WHOSE PARTY IS THIS?
Photos and witness accounts emerged indicating Johnson and government officials broke their COVID-19 rules on social gatherings during the pandemic. In April this year, Johnson received a fixed penalty notice for attending one such gathering. He was the first sitting U.K. prime minister to be punished for breaking the law. The scandal, dubbed “partygate” by the British press, triggered a wave of disgust across Britain, especially among those who were not permitted to attend the funerals of loved ones who died during the pandemic. Though Johnson survived a no-confidence vote over that, revelations in July that he appointed a deputy chief whip accused of misconduct led to a wave of ministerial resignations. It cost Johnson his job. He announced his resignation on July 7.
TRUSS MAKES HISTORY
Johnson ally and former Foreign Secretary Liz Truss swept past former Treasury chief Rishi Sunak in September to become Britain’s third female prime minister – and the last leader to meet with Queen Elizabeth II. However, Truss is likely to be remembered for her brevity.

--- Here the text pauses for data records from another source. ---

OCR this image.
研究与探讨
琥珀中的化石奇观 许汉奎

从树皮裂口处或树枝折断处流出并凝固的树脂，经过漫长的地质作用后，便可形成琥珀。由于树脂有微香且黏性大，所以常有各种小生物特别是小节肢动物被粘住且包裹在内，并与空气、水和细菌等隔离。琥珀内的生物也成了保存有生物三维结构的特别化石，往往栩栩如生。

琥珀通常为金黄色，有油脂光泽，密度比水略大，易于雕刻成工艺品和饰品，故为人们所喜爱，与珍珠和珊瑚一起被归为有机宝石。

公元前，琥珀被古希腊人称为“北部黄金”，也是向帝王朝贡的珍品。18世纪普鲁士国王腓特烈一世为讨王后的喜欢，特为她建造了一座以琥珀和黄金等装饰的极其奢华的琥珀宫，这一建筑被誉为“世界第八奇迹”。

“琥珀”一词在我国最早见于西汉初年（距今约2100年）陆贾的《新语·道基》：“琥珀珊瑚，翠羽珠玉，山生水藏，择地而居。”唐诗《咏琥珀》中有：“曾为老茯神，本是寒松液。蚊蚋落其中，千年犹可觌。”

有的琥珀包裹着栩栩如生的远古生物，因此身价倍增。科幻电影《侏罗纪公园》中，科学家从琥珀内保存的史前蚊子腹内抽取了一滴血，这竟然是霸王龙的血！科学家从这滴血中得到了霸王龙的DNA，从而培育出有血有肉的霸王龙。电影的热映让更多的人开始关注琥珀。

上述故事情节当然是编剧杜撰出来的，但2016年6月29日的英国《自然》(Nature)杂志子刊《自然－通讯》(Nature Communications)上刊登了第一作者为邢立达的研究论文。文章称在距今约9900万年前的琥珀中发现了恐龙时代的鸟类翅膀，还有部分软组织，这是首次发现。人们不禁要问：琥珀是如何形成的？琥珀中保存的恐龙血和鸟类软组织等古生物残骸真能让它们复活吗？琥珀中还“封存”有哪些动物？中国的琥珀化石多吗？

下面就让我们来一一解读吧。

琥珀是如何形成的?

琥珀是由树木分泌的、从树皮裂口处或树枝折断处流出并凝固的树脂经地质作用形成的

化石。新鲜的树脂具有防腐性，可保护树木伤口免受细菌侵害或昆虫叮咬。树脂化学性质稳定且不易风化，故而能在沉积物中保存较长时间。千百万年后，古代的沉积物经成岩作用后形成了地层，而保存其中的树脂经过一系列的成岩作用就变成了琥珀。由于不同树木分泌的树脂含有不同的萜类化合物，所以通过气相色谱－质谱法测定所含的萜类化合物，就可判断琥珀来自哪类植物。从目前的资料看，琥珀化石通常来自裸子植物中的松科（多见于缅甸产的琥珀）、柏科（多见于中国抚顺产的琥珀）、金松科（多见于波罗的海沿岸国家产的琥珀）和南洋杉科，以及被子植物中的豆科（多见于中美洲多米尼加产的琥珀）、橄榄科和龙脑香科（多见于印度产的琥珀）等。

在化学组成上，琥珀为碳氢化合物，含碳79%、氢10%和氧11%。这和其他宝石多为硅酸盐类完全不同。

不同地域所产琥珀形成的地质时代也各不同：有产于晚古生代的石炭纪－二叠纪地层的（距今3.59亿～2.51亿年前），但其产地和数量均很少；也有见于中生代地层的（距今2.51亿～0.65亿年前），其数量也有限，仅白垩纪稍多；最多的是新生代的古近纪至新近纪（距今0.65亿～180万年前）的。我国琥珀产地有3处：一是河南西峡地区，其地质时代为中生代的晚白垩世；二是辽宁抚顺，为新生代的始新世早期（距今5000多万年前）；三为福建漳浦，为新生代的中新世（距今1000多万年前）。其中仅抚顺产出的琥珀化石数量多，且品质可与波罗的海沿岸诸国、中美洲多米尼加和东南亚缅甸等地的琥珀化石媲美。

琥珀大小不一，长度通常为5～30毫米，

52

After resigning Thursday, she holds the record as the shortest-serving leader in modern British history, clocking up a mere 44 days in office. Her demise was swift. The pound plummeted after her mini-budget was announced, which included billions in unfunded tax cuts. Truss made U-turns on significant tax policies to stymie the damage and replaced her Treasury chief. But the resignation Wednesday of Home Secretary Suella Braverman, who left with pointed criticism of her boss, unleashed a torrent of Tory calls for Truss to resign, too.